Na Steamie jest już 30 tysięcy gier
"Nie ma w co grać" staje się coraz mniej wartościową wymówką. W weekend okazało się, że na Steamie możemy kupić już około 30 tysięcy przeróżnych pozycji, reprezentujących wszystkie możliwe gatunki oraz widełki cenowe. Dla każdego coś miłego, ale czy takie nagromadzenie to coś dobrego?
Nie da się ukryć, że ostatnie zmiany w podejściu Valve sprawiły, że Steam jest wręcz zalewany kolejnymi pozycjami każdego dnia. To zwiększa ofertę, ale sprawia jednocześnie, że w lawinie nowości coraz trudniej przebić się mniejszym twórcom bez coraz to większych nakładów na marketing.
Jednocześnie gracze mają coraz większe problemy z wyszukaniem interesujących tytułów. Dość powiedzieć, że tylko w 2018 roku do bazy dodano około 9300 gier, podczas gdy w 2017 roku było to "zaledwie" 6700 produkcji. Jak łatwo obliczyć, połowo z 30 tys. tytułów do wynik dwóch ostatnich lat.
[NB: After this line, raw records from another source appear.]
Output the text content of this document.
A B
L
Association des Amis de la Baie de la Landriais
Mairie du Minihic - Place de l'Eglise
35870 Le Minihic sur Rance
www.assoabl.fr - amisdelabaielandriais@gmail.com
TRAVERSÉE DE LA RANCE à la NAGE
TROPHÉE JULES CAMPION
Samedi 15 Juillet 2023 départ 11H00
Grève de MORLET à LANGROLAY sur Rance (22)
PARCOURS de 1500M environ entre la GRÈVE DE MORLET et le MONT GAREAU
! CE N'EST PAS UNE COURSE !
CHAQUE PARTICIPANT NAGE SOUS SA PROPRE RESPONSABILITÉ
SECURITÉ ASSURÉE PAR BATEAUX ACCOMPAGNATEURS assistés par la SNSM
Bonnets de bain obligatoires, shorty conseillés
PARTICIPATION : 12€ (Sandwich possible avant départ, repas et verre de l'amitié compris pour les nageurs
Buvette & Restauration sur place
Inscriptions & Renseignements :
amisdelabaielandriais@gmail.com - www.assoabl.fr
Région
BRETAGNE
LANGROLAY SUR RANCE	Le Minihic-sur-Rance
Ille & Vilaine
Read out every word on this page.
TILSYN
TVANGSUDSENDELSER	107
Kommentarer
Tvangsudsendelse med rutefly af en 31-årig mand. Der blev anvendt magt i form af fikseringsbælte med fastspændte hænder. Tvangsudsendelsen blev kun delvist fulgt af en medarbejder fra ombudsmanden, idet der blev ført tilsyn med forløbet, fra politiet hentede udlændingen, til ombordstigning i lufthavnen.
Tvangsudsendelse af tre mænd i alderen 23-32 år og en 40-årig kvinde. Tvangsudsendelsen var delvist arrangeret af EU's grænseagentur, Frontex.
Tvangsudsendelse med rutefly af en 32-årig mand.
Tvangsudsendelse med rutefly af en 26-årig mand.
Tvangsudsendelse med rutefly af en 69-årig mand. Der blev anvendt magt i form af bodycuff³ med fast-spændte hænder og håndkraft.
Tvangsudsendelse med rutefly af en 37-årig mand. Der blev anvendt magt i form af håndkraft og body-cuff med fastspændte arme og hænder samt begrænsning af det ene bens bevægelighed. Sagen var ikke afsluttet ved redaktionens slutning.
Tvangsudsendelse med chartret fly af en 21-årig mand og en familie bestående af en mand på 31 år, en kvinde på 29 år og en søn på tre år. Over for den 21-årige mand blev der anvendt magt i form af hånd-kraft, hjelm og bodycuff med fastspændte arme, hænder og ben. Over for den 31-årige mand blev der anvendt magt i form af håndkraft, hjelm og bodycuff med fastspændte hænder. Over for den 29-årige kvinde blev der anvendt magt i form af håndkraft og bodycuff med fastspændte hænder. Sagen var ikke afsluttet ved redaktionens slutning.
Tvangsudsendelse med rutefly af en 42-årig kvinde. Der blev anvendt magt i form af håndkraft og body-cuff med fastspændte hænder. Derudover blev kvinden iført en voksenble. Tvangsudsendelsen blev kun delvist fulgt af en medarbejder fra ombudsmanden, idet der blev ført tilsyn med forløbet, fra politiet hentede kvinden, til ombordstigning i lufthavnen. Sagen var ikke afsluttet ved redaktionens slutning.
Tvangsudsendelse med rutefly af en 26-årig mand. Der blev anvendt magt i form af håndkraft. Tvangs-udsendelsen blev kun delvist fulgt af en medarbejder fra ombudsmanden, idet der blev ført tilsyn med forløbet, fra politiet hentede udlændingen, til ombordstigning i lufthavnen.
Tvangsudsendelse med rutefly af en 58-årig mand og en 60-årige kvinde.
Takie zwiększenie tempa jest w głównej mierze wynikiem rezygnacji z programu Steam Greenlight na rzecz Steam Direct, w ramach którego znikają niemal wszystkie ograniczenia nakładane na osoby zainteresowane opublikowaniem gier na Steamie. Wystarczy 100 dolarów i komputer osobisty.
Warto pamiętać, że na Steamie znajdziemy także oprogramowanie, dodatki DLC oraz filmy wideo, lecz te elementy nie są uwzględnione w sumie 30 tysięcy. Łącznie w sklepie Valve znajdziemy więc ponad 50 tysięcy pozycji związanych z szeroko pojętymi grami wideo.